Telle est l’expérience réitérée des peuples autochtones. Assez! ils ont dit à tout cela quand ils ont conçu une alternative. Le nouveau régime de relations politiques est encore fragile et incomplet. Mais elle existe déjà; elle n’est rien de plus que la projection créative et contemporaine, à une échelle sans précédent, de ce que ceux qui l’ont fait pratiquent depuis des siècles.

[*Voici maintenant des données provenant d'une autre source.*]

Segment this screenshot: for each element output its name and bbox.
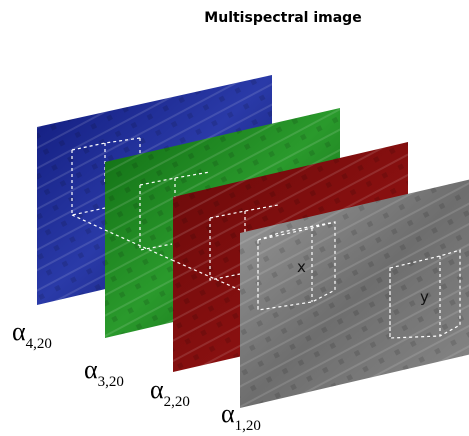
layer-subscript: 1,20 bbox=[235, 418, 261, 434]
diagram: Multispectral image x y α4,20 α3,20 α2,2… bbox=[0, 0, 469, 436]
cube-label: y bbox=[420, 288, 429, 306]
layer-subscript: 2,20 bbox=[164, 394, 190, 410]
layer-label: α3,20 bbox=[84, 355, 124, 390]
layer-subscript: 4,20 bbox=[26, 336, 52, 352]
layer-symbol: α bbox=[12, 317, 26, 346]
layer-subscript: 3,20 bbox=[98, 374, 124, 390]
layer-symbol: α bbox=[221, 399, 235, 428]
layer-symbol: α bbox=[150, 375, 164, 404]
layer-symbol: α bbox=[84, 355, 98, 384]
layer-label: α2,20 bbox=[150, 375, 190, 410]
layer-label: α4,20 bbox=[12, 317, 52, 352]
title: Multispectral image bbox=[204, 10, 361, 26]
cube-label: x bbox=[297, 258, 306, 276]
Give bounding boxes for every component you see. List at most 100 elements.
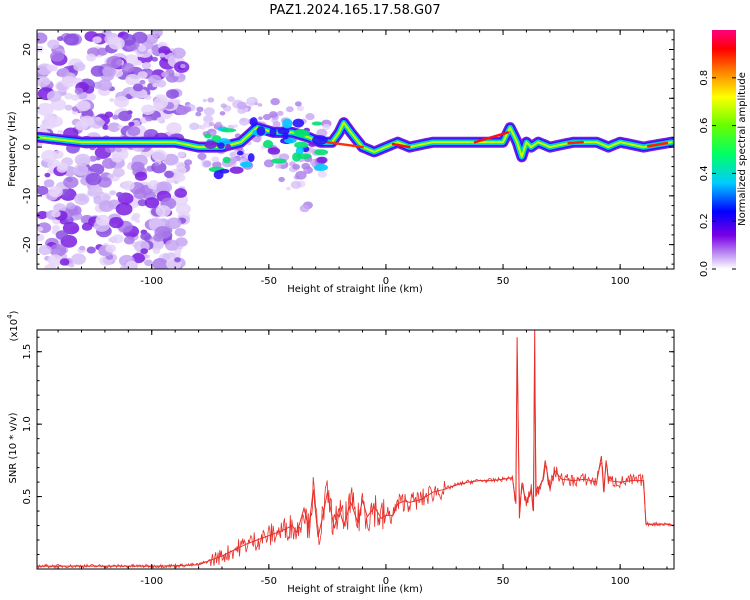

En janvier 2017, pour exprimer l’humeur que je ressentais dans mon monde à la base, j’ai commencé un séminaire virtuel mensuel avec la participation de plus de 30 collectifs dans six pays. «Autres horizons politiques : au-delà de l’État-nation, du capitalisme, de la démocratie formelle et du patriarcat» est un espace de réflexion. Après trois mois de critique radicale du système dominant, nous avons commencé à explorer les alternatives, non pas comme une simple spéculation, mais à travers l’examen attentif des initiatives en cours — «testant» leur radicalisme, analysant comment elles sont les expressions d’un monde nouveau, né dans le sein de l’ancien. Le test ultime est de savoir comment ils sont vraiment au-delà du patriarcat, la racine du système dominant, oppressif, destructeur; comment ils définissent leur lutte pour la vie, contre les projets mortels qui les tuent.

Consolider l’alternative

Le temps est venu d’écouter les gens ordinaires. Ils construisent un Nouveau Monde pour leur survie ou au nom de vieux idéaux. Le capitalisme ne peut arrêter ou revenir sur son autodestruction. Mais cela n’implique pas automatiquement une opportunité d’émancipation. Au lieu de cela, cela pourrait signifier tomber dans la barbarie… nous amener tous dans un abime. La survie de l’espèce humaine dépend maintenant, comme toujours, de la redécouverte de l’espoir en tant que force sociale. C’est ce que les gens ordinaires nourrissent aujourd’hui avec leur comportement extraordinaire. Et l’espoir, pour eux, n’est pas la croyance que quelque chose se passera d’une certaine manière, mais la conviction que quelque chose a du sens, quoi qu’il arrive.

Aujourd’hui, il n’y a peut-être pas de place pour l’optimisme, mais nous pouvons encore avoir de l’espoir. Arundhati Roy a raison : «Un autre monde n’est pas seulement possible, elle est en route. Par une journée tranquille, je l’entends respirer.»